Beef and Water Chestnut Cakes with Chili Dip

Beef and Water Chestnut Cakes


  • 1 lb. (0.450 kg) lean ground beef
  • 1⁄2 cup (125 mL) water chestnuts, drained
  • 1⁄4 cup (60 mL) green onion, chopped
  • 1 tbsp. fresh ginger, minced
  • 1 tbsp. chili sauce (such as Sambal Oelek*)
  • 1 tbsp. soy sauce (optional-Coconut Aminos for soy-free option)
  • Pinch of salt
  • Vegetable oil for frying
Chili Garlic Dipping Sauce


  • 12 red chilis, seeded, minced
  • 6 cloves garlic, coarsely chopped
  • 1⁄4 cup (60 mL) fresh lime juice
  • Pinch of salt


  1. For cakes, place all ingredients other than beef in a food processor and pulse just until combined.
  2. In a large bowl, gently mix water chestnut mixture into beef.
  3. Using about 1 heaping tbsp. for each, form beef into approximately 30 balls. Flatten slightly to make a 1⁄2-inch thick patty.
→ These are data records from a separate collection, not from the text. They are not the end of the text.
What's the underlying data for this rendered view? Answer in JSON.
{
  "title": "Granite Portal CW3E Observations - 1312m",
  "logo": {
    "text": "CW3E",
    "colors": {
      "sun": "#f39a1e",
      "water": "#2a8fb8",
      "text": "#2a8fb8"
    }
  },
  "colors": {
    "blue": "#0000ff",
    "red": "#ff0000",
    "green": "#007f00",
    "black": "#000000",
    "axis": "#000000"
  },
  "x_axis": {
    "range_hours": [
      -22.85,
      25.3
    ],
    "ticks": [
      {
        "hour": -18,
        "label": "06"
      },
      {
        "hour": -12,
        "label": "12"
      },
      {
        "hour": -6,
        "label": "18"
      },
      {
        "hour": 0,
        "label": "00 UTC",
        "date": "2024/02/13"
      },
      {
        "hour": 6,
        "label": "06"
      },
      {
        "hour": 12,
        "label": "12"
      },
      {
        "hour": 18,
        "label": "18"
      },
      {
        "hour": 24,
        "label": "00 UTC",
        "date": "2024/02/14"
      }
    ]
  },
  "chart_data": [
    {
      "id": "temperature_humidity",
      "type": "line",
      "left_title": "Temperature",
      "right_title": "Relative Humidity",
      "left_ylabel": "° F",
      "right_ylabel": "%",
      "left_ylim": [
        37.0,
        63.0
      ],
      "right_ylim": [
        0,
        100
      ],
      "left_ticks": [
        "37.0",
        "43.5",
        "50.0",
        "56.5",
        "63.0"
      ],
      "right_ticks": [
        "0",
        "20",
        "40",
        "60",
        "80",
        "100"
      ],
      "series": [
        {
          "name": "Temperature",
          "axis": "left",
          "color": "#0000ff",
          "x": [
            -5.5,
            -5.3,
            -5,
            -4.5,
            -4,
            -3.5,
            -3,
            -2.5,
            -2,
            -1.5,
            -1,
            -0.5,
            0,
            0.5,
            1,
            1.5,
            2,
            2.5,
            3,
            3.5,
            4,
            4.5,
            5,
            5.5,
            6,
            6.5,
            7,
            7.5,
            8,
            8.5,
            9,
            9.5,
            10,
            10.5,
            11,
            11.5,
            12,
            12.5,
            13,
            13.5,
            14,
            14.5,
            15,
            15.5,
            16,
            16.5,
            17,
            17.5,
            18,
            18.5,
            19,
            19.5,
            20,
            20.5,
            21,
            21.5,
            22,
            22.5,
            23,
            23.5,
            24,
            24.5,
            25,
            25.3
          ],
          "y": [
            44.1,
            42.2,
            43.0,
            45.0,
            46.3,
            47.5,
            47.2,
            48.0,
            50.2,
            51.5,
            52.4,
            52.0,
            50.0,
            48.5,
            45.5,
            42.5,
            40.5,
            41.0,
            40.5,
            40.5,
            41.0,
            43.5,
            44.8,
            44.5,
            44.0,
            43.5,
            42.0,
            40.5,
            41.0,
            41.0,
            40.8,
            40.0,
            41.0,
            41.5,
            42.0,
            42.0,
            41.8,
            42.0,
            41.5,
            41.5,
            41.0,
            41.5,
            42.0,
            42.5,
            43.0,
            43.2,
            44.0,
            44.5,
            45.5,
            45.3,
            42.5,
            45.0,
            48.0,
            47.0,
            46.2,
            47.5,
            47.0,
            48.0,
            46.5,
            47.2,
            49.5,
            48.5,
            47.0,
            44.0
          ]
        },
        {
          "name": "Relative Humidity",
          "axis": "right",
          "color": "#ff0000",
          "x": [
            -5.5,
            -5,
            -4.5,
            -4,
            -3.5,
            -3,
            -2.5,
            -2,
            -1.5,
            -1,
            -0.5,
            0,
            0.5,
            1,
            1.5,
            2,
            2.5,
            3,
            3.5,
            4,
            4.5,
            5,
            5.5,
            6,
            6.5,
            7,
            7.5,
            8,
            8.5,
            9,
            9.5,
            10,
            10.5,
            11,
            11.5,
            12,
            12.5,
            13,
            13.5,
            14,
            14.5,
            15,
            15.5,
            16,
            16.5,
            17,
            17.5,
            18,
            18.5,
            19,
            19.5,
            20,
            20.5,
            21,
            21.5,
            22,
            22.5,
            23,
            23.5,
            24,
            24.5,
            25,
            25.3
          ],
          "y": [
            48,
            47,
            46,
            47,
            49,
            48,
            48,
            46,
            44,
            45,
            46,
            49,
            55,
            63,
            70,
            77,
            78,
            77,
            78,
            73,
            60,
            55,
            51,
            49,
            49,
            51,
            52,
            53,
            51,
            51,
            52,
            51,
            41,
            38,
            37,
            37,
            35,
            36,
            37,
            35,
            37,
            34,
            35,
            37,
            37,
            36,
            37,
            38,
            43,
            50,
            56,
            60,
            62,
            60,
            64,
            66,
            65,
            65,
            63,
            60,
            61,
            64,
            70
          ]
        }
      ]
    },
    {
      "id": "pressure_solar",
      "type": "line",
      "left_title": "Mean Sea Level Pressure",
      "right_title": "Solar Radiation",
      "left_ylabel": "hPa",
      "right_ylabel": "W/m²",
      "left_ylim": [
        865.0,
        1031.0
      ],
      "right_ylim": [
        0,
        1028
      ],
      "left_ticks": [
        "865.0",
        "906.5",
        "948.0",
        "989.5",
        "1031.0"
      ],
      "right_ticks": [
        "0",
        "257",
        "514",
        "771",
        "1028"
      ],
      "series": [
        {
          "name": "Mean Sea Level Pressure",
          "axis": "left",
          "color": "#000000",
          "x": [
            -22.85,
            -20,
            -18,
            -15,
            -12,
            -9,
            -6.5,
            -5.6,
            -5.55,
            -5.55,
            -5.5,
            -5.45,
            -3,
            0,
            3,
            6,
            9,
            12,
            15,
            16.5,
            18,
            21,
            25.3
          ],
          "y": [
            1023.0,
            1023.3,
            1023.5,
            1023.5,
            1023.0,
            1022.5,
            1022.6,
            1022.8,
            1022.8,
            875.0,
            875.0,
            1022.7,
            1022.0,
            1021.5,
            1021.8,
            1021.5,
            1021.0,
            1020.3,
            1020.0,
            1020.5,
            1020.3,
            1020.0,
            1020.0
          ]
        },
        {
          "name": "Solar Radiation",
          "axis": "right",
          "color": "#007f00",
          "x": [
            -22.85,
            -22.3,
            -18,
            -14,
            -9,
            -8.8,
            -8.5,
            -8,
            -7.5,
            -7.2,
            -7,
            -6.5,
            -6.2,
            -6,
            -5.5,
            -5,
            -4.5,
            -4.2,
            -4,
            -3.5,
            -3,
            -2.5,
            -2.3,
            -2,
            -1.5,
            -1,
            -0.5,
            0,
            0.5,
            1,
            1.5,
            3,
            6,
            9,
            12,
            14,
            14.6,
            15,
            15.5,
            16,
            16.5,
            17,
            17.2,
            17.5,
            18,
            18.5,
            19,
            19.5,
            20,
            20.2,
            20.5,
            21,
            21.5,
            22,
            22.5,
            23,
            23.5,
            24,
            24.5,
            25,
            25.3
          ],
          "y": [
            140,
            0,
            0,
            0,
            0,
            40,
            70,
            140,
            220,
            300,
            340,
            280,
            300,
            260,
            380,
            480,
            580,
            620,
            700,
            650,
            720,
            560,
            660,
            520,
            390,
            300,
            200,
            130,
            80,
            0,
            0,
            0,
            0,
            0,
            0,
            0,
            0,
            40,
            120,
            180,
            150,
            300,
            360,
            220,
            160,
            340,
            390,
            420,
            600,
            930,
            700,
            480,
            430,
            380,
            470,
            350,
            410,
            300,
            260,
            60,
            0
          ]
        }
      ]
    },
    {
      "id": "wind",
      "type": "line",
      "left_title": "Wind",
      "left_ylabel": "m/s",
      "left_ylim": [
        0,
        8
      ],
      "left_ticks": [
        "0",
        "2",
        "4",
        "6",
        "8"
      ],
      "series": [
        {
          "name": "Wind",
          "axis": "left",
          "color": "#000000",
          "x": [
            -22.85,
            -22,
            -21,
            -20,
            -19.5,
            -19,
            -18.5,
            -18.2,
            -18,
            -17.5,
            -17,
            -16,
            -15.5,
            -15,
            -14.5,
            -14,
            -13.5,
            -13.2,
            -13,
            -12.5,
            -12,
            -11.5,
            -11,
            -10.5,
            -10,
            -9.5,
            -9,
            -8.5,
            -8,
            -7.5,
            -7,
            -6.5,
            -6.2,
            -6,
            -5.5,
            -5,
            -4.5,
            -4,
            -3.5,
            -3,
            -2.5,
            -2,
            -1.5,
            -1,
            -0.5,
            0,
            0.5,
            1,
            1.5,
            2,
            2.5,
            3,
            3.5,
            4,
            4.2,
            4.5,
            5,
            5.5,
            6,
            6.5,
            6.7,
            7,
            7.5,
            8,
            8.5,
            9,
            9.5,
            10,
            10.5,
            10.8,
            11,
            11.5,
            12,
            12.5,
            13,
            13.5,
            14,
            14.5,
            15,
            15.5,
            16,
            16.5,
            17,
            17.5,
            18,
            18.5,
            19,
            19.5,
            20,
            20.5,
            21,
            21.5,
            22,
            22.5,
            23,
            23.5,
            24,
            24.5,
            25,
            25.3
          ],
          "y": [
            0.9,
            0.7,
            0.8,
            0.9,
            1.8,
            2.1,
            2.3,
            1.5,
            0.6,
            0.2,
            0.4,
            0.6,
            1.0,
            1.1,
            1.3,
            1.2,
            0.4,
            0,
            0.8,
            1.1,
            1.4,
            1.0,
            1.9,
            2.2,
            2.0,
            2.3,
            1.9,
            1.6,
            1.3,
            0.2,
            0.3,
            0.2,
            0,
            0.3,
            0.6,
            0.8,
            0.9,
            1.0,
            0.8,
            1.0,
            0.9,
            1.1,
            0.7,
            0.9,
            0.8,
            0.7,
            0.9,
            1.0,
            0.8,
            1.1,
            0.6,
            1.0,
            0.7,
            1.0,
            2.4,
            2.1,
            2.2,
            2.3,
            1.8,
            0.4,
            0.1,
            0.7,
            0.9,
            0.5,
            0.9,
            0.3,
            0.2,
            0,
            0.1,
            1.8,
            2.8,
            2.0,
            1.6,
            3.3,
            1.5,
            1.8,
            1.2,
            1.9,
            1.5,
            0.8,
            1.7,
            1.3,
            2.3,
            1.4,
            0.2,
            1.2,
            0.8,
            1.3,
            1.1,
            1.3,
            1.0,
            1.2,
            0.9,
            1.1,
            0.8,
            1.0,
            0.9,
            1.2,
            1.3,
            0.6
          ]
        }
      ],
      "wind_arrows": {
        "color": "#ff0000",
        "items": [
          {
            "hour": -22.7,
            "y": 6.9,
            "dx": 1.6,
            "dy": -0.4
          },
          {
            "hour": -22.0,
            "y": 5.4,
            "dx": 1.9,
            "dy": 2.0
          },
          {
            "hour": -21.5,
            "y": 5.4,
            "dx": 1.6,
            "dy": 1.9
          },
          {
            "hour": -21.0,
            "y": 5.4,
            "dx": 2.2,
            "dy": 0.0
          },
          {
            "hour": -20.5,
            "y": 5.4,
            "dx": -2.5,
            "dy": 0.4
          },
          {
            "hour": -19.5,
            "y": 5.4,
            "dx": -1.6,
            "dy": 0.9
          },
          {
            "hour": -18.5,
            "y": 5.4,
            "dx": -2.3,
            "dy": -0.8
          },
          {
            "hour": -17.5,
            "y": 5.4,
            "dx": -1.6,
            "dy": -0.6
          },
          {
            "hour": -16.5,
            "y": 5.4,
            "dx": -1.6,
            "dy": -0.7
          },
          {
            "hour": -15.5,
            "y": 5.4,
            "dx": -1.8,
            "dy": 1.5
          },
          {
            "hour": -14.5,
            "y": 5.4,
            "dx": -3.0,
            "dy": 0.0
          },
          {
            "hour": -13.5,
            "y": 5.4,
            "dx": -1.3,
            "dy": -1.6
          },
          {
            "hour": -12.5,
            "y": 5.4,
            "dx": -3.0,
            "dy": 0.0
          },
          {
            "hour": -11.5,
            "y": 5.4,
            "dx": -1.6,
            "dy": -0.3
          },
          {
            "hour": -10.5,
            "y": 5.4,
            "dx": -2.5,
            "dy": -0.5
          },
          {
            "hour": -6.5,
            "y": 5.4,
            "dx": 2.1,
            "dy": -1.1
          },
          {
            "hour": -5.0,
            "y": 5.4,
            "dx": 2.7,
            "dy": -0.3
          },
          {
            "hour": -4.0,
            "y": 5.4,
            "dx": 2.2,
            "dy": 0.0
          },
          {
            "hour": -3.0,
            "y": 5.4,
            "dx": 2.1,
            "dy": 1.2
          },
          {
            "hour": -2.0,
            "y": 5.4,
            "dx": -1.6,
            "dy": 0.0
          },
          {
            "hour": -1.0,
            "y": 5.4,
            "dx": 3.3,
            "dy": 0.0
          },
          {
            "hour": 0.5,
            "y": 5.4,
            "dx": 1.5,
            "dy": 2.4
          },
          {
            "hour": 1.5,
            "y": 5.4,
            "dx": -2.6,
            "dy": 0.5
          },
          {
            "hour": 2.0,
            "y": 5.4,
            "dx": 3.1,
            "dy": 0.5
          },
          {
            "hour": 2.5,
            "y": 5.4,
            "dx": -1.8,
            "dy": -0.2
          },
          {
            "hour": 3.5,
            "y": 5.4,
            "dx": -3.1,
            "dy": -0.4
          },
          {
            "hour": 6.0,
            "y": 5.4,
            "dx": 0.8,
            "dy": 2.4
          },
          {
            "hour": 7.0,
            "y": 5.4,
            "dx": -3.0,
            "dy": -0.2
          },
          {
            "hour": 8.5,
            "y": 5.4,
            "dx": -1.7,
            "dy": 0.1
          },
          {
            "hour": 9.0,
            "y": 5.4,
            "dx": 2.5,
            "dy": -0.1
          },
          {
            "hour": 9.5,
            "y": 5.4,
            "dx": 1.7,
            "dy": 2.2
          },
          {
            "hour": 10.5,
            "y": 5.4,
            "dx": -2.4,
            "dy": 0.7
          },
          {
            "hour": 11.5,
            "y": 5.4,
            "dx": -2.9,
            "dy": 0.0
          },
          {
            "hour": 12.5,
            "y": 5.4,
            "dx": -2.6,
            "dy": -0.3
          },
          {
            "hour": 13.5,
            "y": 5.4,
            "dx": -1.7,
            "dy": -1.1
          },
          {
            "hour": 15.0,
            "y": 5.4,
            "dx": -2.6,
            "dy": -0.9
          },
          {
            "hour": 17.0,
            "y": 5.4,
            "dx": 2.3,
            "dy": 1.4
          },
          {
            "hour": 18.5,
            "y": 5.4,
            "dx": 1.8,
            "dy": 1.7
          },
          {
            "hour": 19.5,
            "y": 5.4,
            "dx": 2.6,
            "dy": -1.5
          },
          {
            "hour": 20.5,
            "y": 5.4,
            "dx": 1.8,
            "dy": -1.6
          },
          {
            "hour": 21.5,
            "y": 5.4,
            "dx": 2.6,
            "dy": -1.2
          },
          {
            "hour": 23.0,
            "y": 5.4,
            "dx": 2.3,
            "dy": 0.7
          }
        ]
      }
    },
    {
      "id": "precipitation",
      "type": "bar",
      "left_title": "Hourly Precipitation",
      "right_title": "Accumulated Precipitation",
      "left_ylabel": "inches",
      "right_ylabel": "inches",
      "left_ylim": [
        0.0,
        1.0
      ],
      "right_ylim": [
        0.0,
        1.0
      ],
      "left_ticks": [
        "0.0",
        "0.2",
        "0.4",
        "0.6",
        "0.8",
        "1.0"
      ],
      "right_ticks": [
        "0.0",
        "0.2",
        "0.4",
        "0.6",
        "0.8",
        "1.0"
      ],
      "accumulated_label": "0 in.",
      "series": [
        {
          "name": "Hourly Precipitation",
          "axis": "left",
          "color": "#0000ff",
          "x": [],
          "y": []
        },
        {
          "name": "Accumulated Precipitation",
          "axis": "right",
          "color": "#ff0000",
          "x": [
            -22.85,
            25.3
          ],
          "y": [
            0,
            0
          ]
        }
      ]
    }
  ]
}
Cover with plastic wrap and refrigerate for one hour.
  4. For sauce, combine all ingredients and pulse in food processor until smooth.
  5. Heat 2 tbsp. of vegetable oil in a frying pan. Cook beef patties until golden brown on each side, and cooked through.
  6. Serve warm with chili garlic dipping sauce.

* When using packaged ingredients, always carefully check labels for allergens.